Today our moral compass is being challenged, under attack as the media fills the airwaves with programs, movies, ads, games, and even news reports of sexual indulgence, sexual perversion, sexual innuendo, violence, irreverence, godlessness, shamelessness, and other deviant and damnable behaviors. This continual systematic process is a deliberate attack on our conscience. If this were not bad enough often it is the company we keep that helps to reshape our conscience regarding right and wrong. The unavoidable truth is that we are becoming desensitized. The Holy Spirit no longer fills our hearts with a passion for purity and holiness. As a result, there is a general lack of conviction.

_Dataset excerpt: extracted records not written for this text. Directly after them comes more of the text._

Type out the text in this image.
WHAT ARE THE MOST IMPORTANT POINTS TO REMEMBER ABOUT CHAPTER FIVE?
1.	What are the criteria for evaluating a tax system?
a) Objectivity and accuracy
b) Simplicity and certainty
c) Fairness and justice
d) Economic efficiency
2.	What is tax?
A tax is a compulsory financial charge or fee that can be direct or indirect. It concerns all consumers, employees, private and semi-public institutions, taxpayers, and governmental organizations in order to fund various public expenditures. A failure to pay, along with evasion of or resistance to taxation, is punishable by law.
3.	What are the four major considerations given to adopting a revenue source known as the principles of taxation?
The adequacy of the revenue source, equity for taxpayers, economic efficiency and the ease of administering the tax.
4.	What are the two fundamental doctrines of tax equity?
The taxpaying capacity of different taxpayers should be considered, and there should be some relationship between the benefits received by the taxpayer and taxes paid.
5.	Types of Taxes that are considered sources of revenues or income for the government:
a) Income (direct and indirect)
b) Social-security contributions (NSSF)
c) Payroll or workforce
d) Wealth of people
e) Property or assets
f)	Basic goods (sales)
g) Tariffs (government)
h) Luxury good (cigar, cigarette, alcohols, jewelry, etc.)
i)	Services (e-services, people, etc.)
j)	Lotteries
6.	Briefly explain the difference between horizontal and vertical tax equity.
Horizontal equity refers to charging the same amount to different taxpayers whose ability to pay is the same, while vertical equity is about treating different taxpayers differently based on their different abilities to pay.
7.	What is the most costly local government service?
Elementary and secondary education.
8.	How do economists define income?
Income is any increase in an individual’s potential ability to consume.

In psychology, desensitization is defined as the diminished emotional responsiveness to a negative, aversive or positive stimulus after repeated exposure to it. It also occurs when an emotional response is repeatedly evoked in situations in which the action tendency that is associated with the emotion proves irrelevant or unnecessary. Prolonged and repeated exposure to violence, pornography, programs or conversations that glorify adultery, murder, and other immoral acts or actions will reduce or habituate the initial psychological impact until they do not elicit negative responses. Eventually and over time the spectator will become emotionally and cognitively desensitized to whatever it is they are exposed to.
As children of God we are taught to “avoid all forms of evil” (I Thessalonians 5:22), and the person who has developed the moral sensitivity ought to have will not only respond to that enjoinder but will actually come to “abhor that which is evil, cleave to that which is good” (Romans 12:9). The boundaries of God are very clear on these matters. We are not allowed freely to choose wrong or evil even on the premise that we will balance it out with a commensurate good. We are called to holiness, not to moral compromise. It is the pure of heart who will see God, not those who are half-worldly and half-pious.
Desensitization is well illustrated through a story that I heard sometime ago. Eskimos in the barren North often kill wolves by taking a razor sharp knife and dipping it in blood. They allow the blood to freeze to the blade. Then they bury the handle of the knife in the snow with the blade exposed. As the wolf begins to lick the blade, his tongue becomes numb and desensitized due to the cold. As he continues, his tongue begins to bleed, and he licks even faster — unaware that he is consuming his own blood and slowly killing himself.
Within time, the Eskimos return and bring the dead animal home. In the same way, the enemy numbs us through compromise by what we allow into our mind. Within time, we, like the wolves, don’t see that we are dying — dying spiritually. We best be careful that we don’t allow our sensitivities to be dulled. The devil’s subtleties don’t ever stop. Let us maintain a sense of vigilance, a careful alertness so that our sense of right and our moral suasion is not lost.
The enemy will not stop until you are desensitized and numb to the things of God … until your conviction totally fades.